Le repas achevé, une foule nombreuse de soldats, d'officiers et de gardes nationaux se mirent en marche vers les Tuileries, portant le buste de Napoléon couronné de lauriers. Arrivés sous les fenêtres de Sa Majesté, ils la saluèrent par mille et mille acclamations; ils se rendirent ensuite à la Place Vendôme, et déposèrent religieusement, au pied du monument élevé à la gloire de nos armées, l'image du héros qui les avait conduites à la victoire. L'Empereur, aussitôt qu'il en fut informé, m'ordonna d'écrire au ministre de la police de faire enlever le buste dans la nuit. «Ce n'est point à la suite d'une orgie, dit-il avec fierté, que mon effigie doit être rétablie sur la colonne.»

Chacun sait en effet, que la statue de Napoléon, qui couronnait autrefois ce monument, en avait été arrachée dans les premiers jours de la restauration; et ce n'était point à des citoyens isolés et sans mission, qu'il appartenait de réparer cet outrage.

Ce furent quelques royalistes, à la tête desquels figuraient M. de Maubreuil et M. Sostène de la Rochefoucault, qui se rendirent coupables de cette profanation.
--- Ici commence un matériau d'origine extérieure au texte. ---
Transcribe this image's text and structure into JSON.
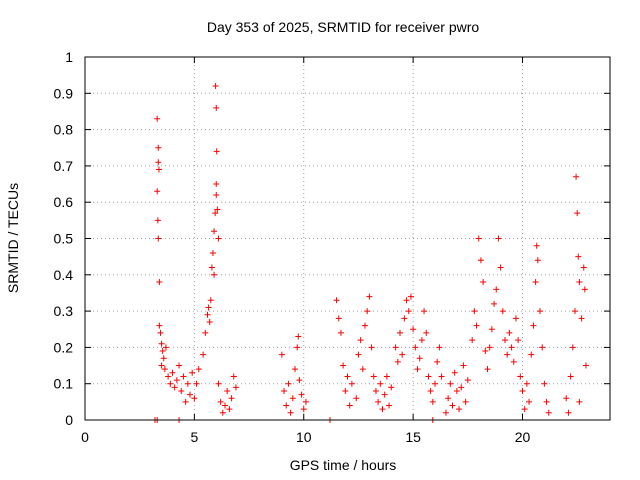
{
  "chart_data": {
    "type": "scatter",
    "title": "Day 353 of 2025, SRMTID for receiver pwro",
    "xlabel": "GPS time / hours",
    "ylabel": "SRMTID / TECUs",
    "xlim": [
      0,
      24
    ],
    "ylim": [
      0,
      1
    ],
    "x_ticks": [
      0,
      5,
      10,
      15,
      20
    ],
    "x_tick_labels": [
      "0",
      "5",
      "10",
      "15",
      "20"
    ],
    "y_ticks": [
      0,
      0.1,
      0.2,
      0.3,
      0.4,
      0.5,
      0.6,
      0.7,
      0.8,
      0.9,
      1
    ],
    "y_tick_labels": [
      "0",
      "0.1",
      "0.2",
      "0.3",
      "0.4",
      "0.5",
      "0.6",
      "0.7",
      "0.8",
      "0.9",
      "1"
    ],
    "grid": true,
    "marker": "+",
    "color": "#ff0000",
    "series": [
      {
        "name": "SRMTID",
        "points": [
          [
            3.2,
            0.0
          ],
          [
            3.3,
            0.0
          ],
          [
            4.3,
            0.0
          ],
          [
            11.2,
            0.0
          ],
          [
            15.9,
            0.0
          ],
          [
            3.3,
            0.83
          ],
          [
            3.35,
            0.75
          ],
          [
            3.35,
            0.71
          ],
          [
            3.38,
            0.69
          ],
          [
            3.3,
            0.63
          ],
          [
            3.33,
            0.55
          ],
          [
            3.35,
            0.5
          ],
          [
            3.4,
            0.38
          ],
          [
            3.4,
            0.26
          ],
          [
            3.45,
            0.24
          ],
          [
            3.5,
            0.21
          ],
          [
            3.55,
            0.19
          ],
          [
            3.6,
            0.17
          ],
          [
            3.5,
            0.15
          ],
          [
            3.65,
            0.14
          ],
          [
            3.7,
            0.2
          ],
          [
            3.8,
            0.12
          ],
          [
            3.9,
            0.1
          ],
          [
            4.0,
            0.13
          ],
          [
            4.1,
            0.09
          ],
          [
            4.2,
            0.11
          ],
          [
            4.3,
            0.15
          ],
          [
            4.4,
            0.08
          ],
          [
            4.5,
            0.12
          ],
          [
            4.6,
            0.05
          ],
          [
            4.7,
            0.1
          ],
          [
            4.8,
            0.07
          ],
          [
            4.9,
            0.13
          ],
          [
            5.0,
            0.06
          ],
          [
            5.1,
            0.1
          ],
          [
            5.2,
            0.14
          ],
          [
            5.4,
            0.18
          ],
          [
            5.5,
            0.24
          ],
          [
            5.6,
            0.29
          ],
          [
            5.65,
            0.31
          ],
          [
            5.7,
            0.27
          ],
          [
            5.75,
            0.33
          ],
          [
            5.8,
            0.42
          ],
          [
            5.85,
            0.46
          ],
          [
            5.9,
            0.52
          ],
          [
            5.95,
            0.57
          ],
          [
            6.0,
            0.62
          ],
          [
            6.0,
            0.65
          ],
          [
            6.02,
            0.74
          ],
          [
            6.0,
            0.86
          ],
          [
            5.97,
            0.92
          ],
          [
            6.05,
            0.58
          ],
          [
            6.1,
            0.5
          ],
          [
            5.9,
            0.4
          ],
          [
            6.1,
            0.1
          ],
          [
            6.2,
            0.05
          ],
          [
            6.3,
            0.02
          ],
          [
            6.4,
            0.04
          ],
          [
            6.5,
            0.08
          ],
          [
            6.6,
            0.03
          ],
          [
            6.7,
            0.06
          ],
          [
            6.8,
            0.12
          ],
          [
            6.9,
            0.09
          ],
          [
            9.0,
            0.18
          ],
          [
            9.1,
            0.08
          ],
          [
            9.2,
            0.04
          ],
          [
            9.3,
            0.1
          ],
          [
            9.4,
            0.02
          ],
          [
            9.5,
            0.06
          ],
          [
            9.6,
            0.14
          ],
          [
            9.7,
            0.2
          ],
          [
            9.75,
            0.23
          ],
          [
            9.8,
            0.11
          ],
          [
            9.9,
            0.07
          ],
          [
            10.0,
            0.03
          ],
          [
            10.1,
            0.05
          ],
          [
            11.5,
            0.33
          ],
          [
            11.6,
            0.28
          ],
          [
            11.7,
            0.24
          ],
          [
            11.8,
            0.15
          ],
          [
            11.9,
            0.08
          ],
          [
            12.0,
            0.12
          ],
          [
            12.1,
            0.04
          ],
          [
            12.2,
            0.1
          ],
          [
            12.4,
            0.06
          ],
          [
            12.5,
            0.18
          ],
          [
            12.6,
            0.22
          ],
          [
            12.7,
            0.14
          ],
          [
            12.8,
            0.26
          ],
          [
            12.9,
            0.3
          ],
          [
            13.0,
            0.34
          ],
          [
            13.1,
            0.2
          ],
          [
            13.2,
            0.12
          ],
          [
            13.3,
            0.08
          ],
          [
            13.4,
            0.05
          ],
          [
            13.5,
            0.1
          ],
          [
            13.6,
            0.03
          ],
          [
            13.7,
            0.07
          ],
          [
            13.8,
            0.12
          ],
          [
            13.9,
            0.04
          ],
          [
            14.0,
            0.09
          ],
          [
            14.2,
            0.2
          ],
          [
            14.3,
            0.16
          ],
          [
            14.4,
            0.24
          ],
          [
            14.5,
            0.18
          ],
          [
            14.6,
            0.28
          ],
          [
            14.7,
            0.33
          ],
          [
            14.8,
            0.3
          ],
          [
            14.9,
            0.34
          ],
          [
            15.0,
            0.25
          ],
          [
            15.1,
            0.2
          ],
          [
            15.2,
            0.14
          ],
          [
            15.3,
            0.17
          ],
          [
            15.4,
            0.22
          ],
          [
            15.5,
            0.3
          ],
          [
            15.6,
            0.24
          ],
          [
            15.7,
            0.12
          ],
          [
            15.8,
            0.08
          ],
          [
            15.9,
            0.05
          ],
          [
            16.0,
            0.1
          ],
          [
            16.1,
            0.16
          ],
          [
            16.2,
            0.2
          ],
          [
            16.3,
            0.12
          ],
          [
            16.5,
            0.02
          ],
          [
            16.6,
            0.06
          ],
          [
            16.7,
            0.1
          ],
          [
            16.8,
            0.04
          ],
          [
            16.9,
            0.13
          ],
          [
            17.0,
            0.08
          ],
          [
            17.1,
            0.03
          ],
          [
            17.2,
            0.09
          ],
          [
            17.3,
            0.15
          ],
          [
            17.4,
            0.05
          ],
          [
            17.5,
            0.11
          ],
          [
            17.7,
            0.22
          ],
          [
            17.8,
            0.3
          ],
          [
            17.9,
            0.26
          ],
          [
            18.0,
            0.5
          ],
          [
            18.1,
            0.44
          ],
          [
            18.2,
            0.38
          ],
          [
            18.3,
            0.19
          ],
          [
            18.4,
            0.14
          ],
          [
            18.5,
            0.2
          ],
          [
            18.6,
            0.25
          ],
          [
            18.7,
            0.32
          ],
          [
            18.8,
            0.36
          ],
          [
            18.9,
            0.5
          ],
          [
            19.0,
            0.42
          ],
          [
            19.1,
            0.3
          ],
          [
            19.2,
            0.22
          ],
          [
            19.3,
            0.18
          ],
          [
            19.4,
            0.24
          ],
          [
            19.5,
            0.2
          ],
          [
            19.6,
            0.16
          ],
          [
            19.7,
            0.28
          ],
          [
            19.8,
            0.22
          ],
          [
            19.9,
            0.12
          ],
          [
            20.0,
            0.08
          ],
          [
            20.1,
            0.03
          ],
          [
            20.2,
            0.1
          ],
          [
            20.3,
            0.05
          ],
          [
            20.4,
            0.18
          ],
          [
            20.5,
            0.26
          ],
          [
            20.6,
            0.38
          ],
          [
            20.65,
            0.48
          ],
          [
            20.7,
            0.44
          ],
          [
            20.8,
            0.3
          ],
          [
            20.9,
            0.2
          ],
          [
            21.0,
            0.1
          ],
          [
            21.1,
            0.05
          ],
          [
            21.2,
            0.02
          ],
          [
            22.0,
            0.06
          ],
          [
            22.1,
            0.02
          ],
          [
            22.2,
            0.12
          ],
          [
            22.3,
            0.2
          ],
          [
            22.4,
            0.3
          ],
          [
            22.45,
            0.67
          ],
          [
            22.5,
            0.57
          ],
          [
            22.55,
            0.45
          ],
          [
            22.6,
            0.38
          ],
          [
            22.7,
            0.28
          ],
          [
            22.8,
            0.42
          ],
          [
            22.85,
            0.36
          ],
          [
            22.9,
            0.15
          ],
          [
            22.6,
            0.05
          ]
        ]
      }
    ]
  }
}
M. de la Rochefoucault, dont la famille avait eu tant de part aux largesses et aux bontés de Napoléon, passa lui-même la corde au cou de son bienfaiteur, dans l'intention de le faire traîner dans la boue par quelques vagabonds qu'il avait soudoyés; mais la statue se joua de ses efforts; il n'en recueillit, d'autre fruit que le blâme des honnêtes gens et le mépris des étrangers[90].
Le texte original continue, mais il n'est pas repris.